Gunbattles between rival gangs killed 18 people in a northeastern Mexican town on Monday, a day after seven police officers and an inmate died in an ambush of a convoy transporting prisoners in western Mexico.
The fighting in the town of Abasolo erupted on Monday morning and left at least 18 people dead, the Tamaulipas state government said in three-sentence statement that offered no details. The shooting came a month after shootings in the nearby town of Padilla also killed 18 people, several of them innocent bystanders.
Tamaulipas has been wracked by a turf war between the Zetas and Gulf cartels, and information on violence in some of the smaller towns is notoriously scarce. Often official confirmation does not come for hours or days, leaving residents to cower in their homes and communicate through social media.
Photo: AFP
Tamaulipas residents sent Twitter messages about Monday’s shootings hours before the government confirmed the bloodshed. Some tweets warned people to stay indoors and others demanded official information.

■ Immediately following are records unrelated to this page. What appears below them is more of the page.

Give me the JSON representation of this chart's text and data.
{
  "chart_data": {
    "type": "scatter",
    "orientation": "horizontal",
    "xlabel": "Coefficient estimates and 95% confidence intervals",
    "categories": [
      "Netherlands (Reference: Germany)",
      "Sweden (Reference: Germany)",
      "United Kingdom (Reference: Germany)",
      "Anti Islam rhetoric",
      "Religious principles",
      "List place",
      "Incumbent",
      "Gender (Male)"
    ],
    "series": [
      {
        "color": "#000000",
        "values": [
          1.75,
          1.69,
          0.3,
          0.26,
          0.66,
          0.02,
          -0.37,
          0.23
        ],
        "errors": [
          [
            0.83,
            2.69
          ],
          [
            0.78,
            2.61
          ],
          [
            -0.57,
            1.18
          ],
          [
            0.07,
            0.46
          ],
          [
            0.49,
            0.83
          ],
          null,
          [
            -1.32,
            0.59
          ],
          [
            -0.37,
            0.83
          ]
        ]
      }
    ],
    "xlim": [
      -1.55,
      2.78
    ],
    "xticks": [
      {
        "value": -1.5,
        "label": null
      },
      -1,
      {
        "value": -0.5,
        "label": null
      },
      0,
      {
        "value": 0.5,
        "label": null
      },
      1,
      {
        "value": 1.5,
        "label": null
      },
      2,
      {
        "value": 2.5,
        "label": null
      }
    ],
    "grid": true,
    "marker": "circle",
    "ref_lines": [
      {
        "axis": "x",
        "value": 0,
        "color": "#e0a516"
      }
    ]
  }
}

Under constant threat from drug gangs, the Tamaulipas state media often ignore drug-gang violence completely.
In northwestern Sinaloa state, meanwhile, gunmen swarmed a convoy transporting two prisoners, shredding three police vehicles with bullets and killing seven officers and one inmate, Sinaloa Attorney General Marco Antonio Higuera said on Monday. Six officers and the second inmate were wounded.
Attackers traveling in about 20 vehicles caught the police convoy in a crossfire on Sunday near the city of Guasave, Higuera said.

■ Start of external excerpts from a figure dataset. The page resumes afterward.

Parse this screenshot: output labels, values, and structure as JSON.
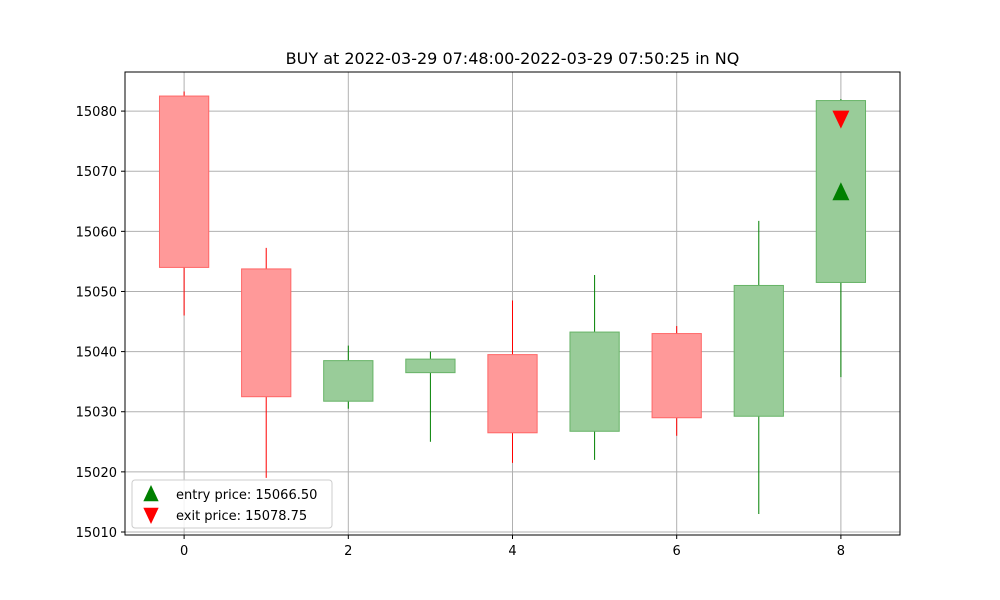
{
  "chart_data": {
    "type": "candlestick",
    "title": "BUY at 2022-03-29 07:48:00-2022-03-29 07:50:25 in NQ",
    "xlabel": "",
    "ylabel": "",
    "xlim": [
      -0.72,
      8.72
    ],
    "ylim": [
      15009.5,
      15086.5
    ],
    "x_ticks": [
      0,
      2,
      4,
      6,
      8
    ],
    "y_ticks": [
      15010,
      15020,
      15030,
      15040,
      15050,
      15060,
      15070,
      15080
    ],
    "grid": true,
    "legend_position": "lower-left",
    "colors": {
      "up_body": "#99cc99",
      "up_edge": "#66b366",
      "up_wick": "#008000",
      "down_body": "#ff9999",
      "down_edge": "#ff6666",
      "down_wick": "#ff0000",
      "entry_marker": "#008000",
      "exit_marker": "#ff0000",
      "grid": "#b0b0b0"
    },
    "candles": [
      {
        "x": 0,
        "open": 15082.5,
        "close": 15054.0,
        "high": 15083.25,
        "low": 15046.0
      },
      {
        "x": 1,
        "open": 15053.75,
        "close": 15032.5,
        "high": 15057.25,
        "low": 15019.0
      },
      {
        "x": 2,
        "open": 15031.75,
        "close": 15038.5,
        "high": 15041.0,
        "low": 15030.5
      },
      {
        "x": 3,
        "open": 15036.5,
        "close": 15038.75,
        "high": 15040.0,
        "low": 15025.0
      },
      {
        "x": 4,
        "open": 15039.5,
        "close": 15026.5,
        "high": 15048.5,
        "low": 15021.5
      },
      {
        "x": 5,
        "open": 15026.75,
        "close": 15043.25,
        "high": 15052.75,
        "low": 15022.0
      },
      {
        "x": 6,
        "open": 15043.0,
        "close": 15029.0,
        "high": 15044.25,
        "low": 15026.0
      },
      {
        "x": 7,
        "open": 15029.25,
        "close": 15051.0,
        "high": 15061.75,
        "low": 15013.0
      },
      {
        "x": 8,
        "open": 15051.5,
        "close": 15081.75,
        "high": 15082.0,
        "low": 15035.75
      }
    ],
    "markers": [
      {
        "name": "entry price: 15066.50",
        "x": 8,
        "y": 15066.5,
        "shape": "triangle-up"
      },
      {
        "name": "exit price: 15078.75",
        "x": 8,
        "y": 15078.75,
        "shape": "triangle-down"
      }
    ]
  }
}
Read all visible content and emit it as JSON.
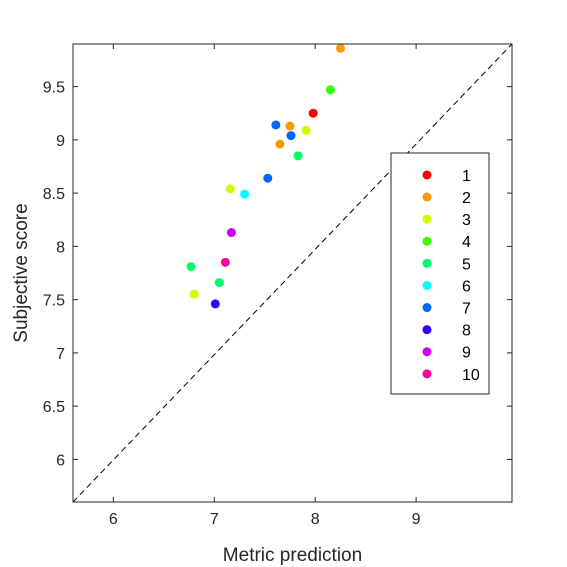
{
  "chart_data": {
    "type": "scatter",
    "title": "",
    "xlabel": "Metric prediction",
    "ylabel": "Subjective score",
    "xlim": [
      5.6,
      9.95
    ],
    "ylim": [
      5.6,
      9.9
    ],
    "xticks": [
      6,
      7,
      8,
      9
    ],
    "yticks": [
      6,
      6.5,
      7,
      7.5,
      8,
      8.5,
      9,
      9.5
    ],
    "xtick_labels": [
      "6",
      "7",
      "8",
      "9"
    ],
    "ytick_labels": [
      "6",
      "6.5",
      "7",
      "7.5",
      "8",
      "8.5",
      "9",
      "9.5"
    ],
    "grid": false,
    "reference_line": {
      "style": "dashed",
      "color": "#000000",
      "x": [
        5.6,
        9.95
      ],
      "y": [
        5.6,
        9.95
      ]
    },
    "legend": {
      "placement": "right"
    },
    "series": [
      {
        "name": "1",
        "color": "#ff0000",
        "points": [
          {
            "x": 7.98,
            "y": 9.25
          }
        ]
      },
      {
        "name": "2",
        "color": "#ff9900",
        "points": [
          {
            "x": 8.25,
            "y": 9.86
          },
          {
            "x": 7.75,
            "y": 9.13
          },
          {
            "x": 7.65,
            "y": 8.96
          }
        ]
      },
      {
        "name": "3",
        "color": "#ccff00",
        "points": [
          {
            "x": 7.91,
            "y": 9.09
          },
          {
            "x": 7.16,
            "y": 8.54
          },
          {
            "x": 6.8,
            "y": 7.55
          }
        ]
      },
      {
        "name": "4",
        "color": "#33ff00",
        "points": [
          {
            "x": 8.15,
            "y": 9.47
          }
        ]
      },
      {
        "name": "5",
        "color": "#00ff66",
        "points": [
          {
            "x": 7.83,
            "y": 8.85
          },
          {
            "x": 6.77,
            "y": 7.81
          },
          {
            "x": 7.05,
            "y": 7.66
          }
        ]
      },
      {
        "name": "6",
        "color": "#00ffff",
        "points": [
          {
            "x": 7.3,
            "y": 8.49
          }
        ]
      },
      {
        "name": "7",
        "color": "#0066ff",
        "points": [
          {
            "x": 7.61,
            "y": 9.14
          },
          {
            "x": 7.76,
            "y": 9.04
          },
          {
            "x": 7.53,
            "y": 8.64
          }
        ]
      },
      {
        "name": "8",
        "color": "#3300ff",
        "points": [
          {
            "x": 7.01,
            "y": 7.46
          }
        ]
      },
      {
        "name": "9",
        "color": "#cc00ff",
        "points": [
          {
            "x": 7.17,
            "y": 8.13
          }
        ]
      },
      {
        "name": "10",
        "color": "#ff0099",
        "points": [
          {
            "x": 7.11,
            "y": 7.85
          }
        ]
      }
    ]
  }
}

“The patrol vehicles were destroyed. It was practically a massacre,” Higuera said. “Initial reports indicate there were 1,200 shell casings at the scene.”
The three state police patrol vehicles were traveling to the state capital of Culiacan when they came under fire from attackers who apparently lay in wait on a highway. Higuera said the officers fought off a first attack, but were later caught in concentrated fire from a larger number of vehicles.
Federal police, meanwhile, said a newly captured leader of the Zetas drug cartel revealed it has a non-aggression pact with three other gangs — the Juarez, Beltran Leyva and Arellano Felix organizations. While the four gangs are not known recently to have been fighting major turf wars with each other, it was the first mention of a formal truce between them.
The alleged Zetas leader, Marcos Carmona Hernandez, was arrested on Monday in the southern state of Oaxaca, said Ramon Pequeno, the federal police anti-narcotics chief.
Hernandez, 29, allegedly took over command of Zetas operations in Oaxaca after the Jan. 17 arrest of his reputed predecessor, Flavio Mendez Santiago. Pequeno said Hernandez is suspected of several kidnappings and murders and allegedly had the collaboration of corrupt state and municipal police.
Pequeno said Hernandez revealed the non-aggression pact to police, the latest insight into Mexico’s drug underworld of shifting alliances.
The agreement, however, appeared to be confirmation of reality more than a game-changer. The four gangs in the pact have a common enemy: the powerful Sinaloa cartel led by Joaquin “El Chapo” Guzman, one of the world’s most-wanted drug lords.
Jorge Chabat, a Mexican expert on the drug trade, said the pact would be difficult to corroborate,but was not surprising.
“It’s normal that the cartels seek at certain times to ally themselves because it would be irrational to fight against everybody,” he said.
Pequeno did not say when the gangs reportedly agreed to their truce.